陰影の扱い、色の組み合わせによって色面のコントラストを強調するなどの工夫があればより生き生きとした画面になると思います。

TeNYテレビ新潟賞

05_TeNYテレビ新潟賞_静岡県立伊東高等学校城ケ崎分校_杉山惟咲静岡県立伊東高等学校城ケ崎分校
杉山 惟咲

抑制の効いた人物表現によって多感な時期の少年(少女?)の心の奥底に蠢く不安、焦燥といった心象が伝わって来る作品になっています。
鹿の頭骨を持った人物のフオルムに対する彩色が背景の黒を(単なる黒に終らせることなく)ある種の空気感すら漂わせる存在にまで高めています。

UX新潟テレビ21賞

06_UX新潟テレビ21賞_埼玉県立熊谷女子高等学校_林優衣埼玉県立熊谷女子高等学校
林 優衣

実に大胆な構図です。水辺の草むら、餌を求めて動き回る中の一瞬を捉えて生き生きとした画面を描出し得ているのもこの構図ゆえと言えるでしょう。
色版の作りには隅々まで神経が行き届いているのですが…。残念なのは” 摺り” です。摺り次第でこの作品は一層の輝きを放つ存在になるでしょう。

サドテレビ賞

07_サドテレビ賞_京都精華学園高等学校_中村元晴京都精華学園高等学校
中村 元晴

写真からの引用と思われますが、「ノミ(彫刻刀)で絵を描いた」からこそ成立した作品です。版と対峙してひたすら彫り進む時、技量以上の力が宿ることがあります。その力によって単なる写真が「絵画」に生まれ変わったのです。路地裏に佇む男たち…ある種の臨場感を感じる作品になっています。

ベストライフ賞

08_ベストライフ賞_神奈川県立多摩高等学校_阿部朱理神奈川県立多摩高等学校
阿部 朱里

コラグラフと凹版による作品です。この技法は刷りが成否のカギとなります。

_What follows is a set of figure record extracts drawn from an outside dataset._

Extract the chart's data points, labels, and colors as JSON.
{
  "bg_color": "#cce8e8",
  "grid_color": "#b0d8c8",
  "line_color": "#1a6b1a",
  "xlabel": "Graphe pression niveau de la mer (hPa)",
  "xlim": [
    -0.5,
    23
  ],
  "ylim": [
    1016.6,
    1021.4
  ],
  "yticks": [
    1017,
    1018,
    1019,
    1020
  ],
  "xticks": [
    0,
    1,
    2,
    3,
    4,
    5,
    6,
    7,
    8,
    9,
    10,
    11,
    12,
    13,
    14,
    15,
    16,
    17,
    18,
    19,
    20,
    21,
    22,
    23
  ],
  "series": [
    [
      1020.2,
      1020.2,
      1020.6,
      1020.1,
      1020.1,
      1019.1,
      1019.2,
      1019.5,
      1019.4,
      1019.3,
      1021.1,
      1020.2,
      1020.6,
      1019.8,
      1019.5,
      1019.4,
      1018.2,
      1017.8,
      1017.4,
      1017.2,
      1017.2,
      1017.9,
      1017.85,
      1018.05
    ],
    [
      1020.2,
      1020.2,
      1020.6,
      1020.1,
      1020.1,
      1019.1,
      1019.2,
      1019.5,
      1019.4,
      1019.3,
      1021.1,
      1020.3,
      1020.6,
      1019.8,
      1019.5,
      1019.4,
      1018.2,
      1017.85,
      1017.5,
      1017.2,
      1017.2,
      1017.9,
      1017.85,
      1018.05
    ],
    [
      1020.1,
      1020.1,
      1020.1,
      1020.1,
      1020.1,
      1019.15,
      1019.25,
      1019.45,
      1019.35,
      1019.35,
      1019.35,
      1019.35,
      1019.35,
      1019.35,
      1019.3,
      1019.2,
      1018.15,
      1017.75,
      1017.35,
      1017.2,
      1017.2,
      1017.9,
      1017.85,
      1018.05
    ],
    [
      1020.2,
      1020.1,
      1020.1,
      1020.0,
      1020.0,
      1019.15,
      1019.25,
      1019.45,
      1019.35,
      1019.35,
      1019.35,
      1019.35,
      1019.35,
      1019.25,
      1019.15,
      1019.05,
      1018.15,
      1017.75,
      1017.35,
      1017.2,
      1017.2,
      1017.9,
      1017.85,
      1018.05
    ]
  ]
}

版面に載せた油性インクを拭き取ることで(凹部に残ったインクによって)生まれた線と面の微妙な階調を生かしてミクロの世界の描出に成功しています。版画には多くの技法があり表現も様々ですが、その一端を示す作品です。

昭和ゴム機工賞

09_昭和ゴム機工賞_埼玉県立熊谷西高等学校_笹川陸斗埼玉県立熊谷西高等学校
笹川 陸斗

山あいのごく普通の風景……。しかし、主版による輪郭線に頼らず色面で構築した画面が新鮮です。技術的には彫りも摺りも今一歩ですが、畏縮することなくのびのびと制作している姿が透けて見える様で好感します。摺りによってはより明快で爽やかな作品になるでしょう。「バレンは筆」なのです。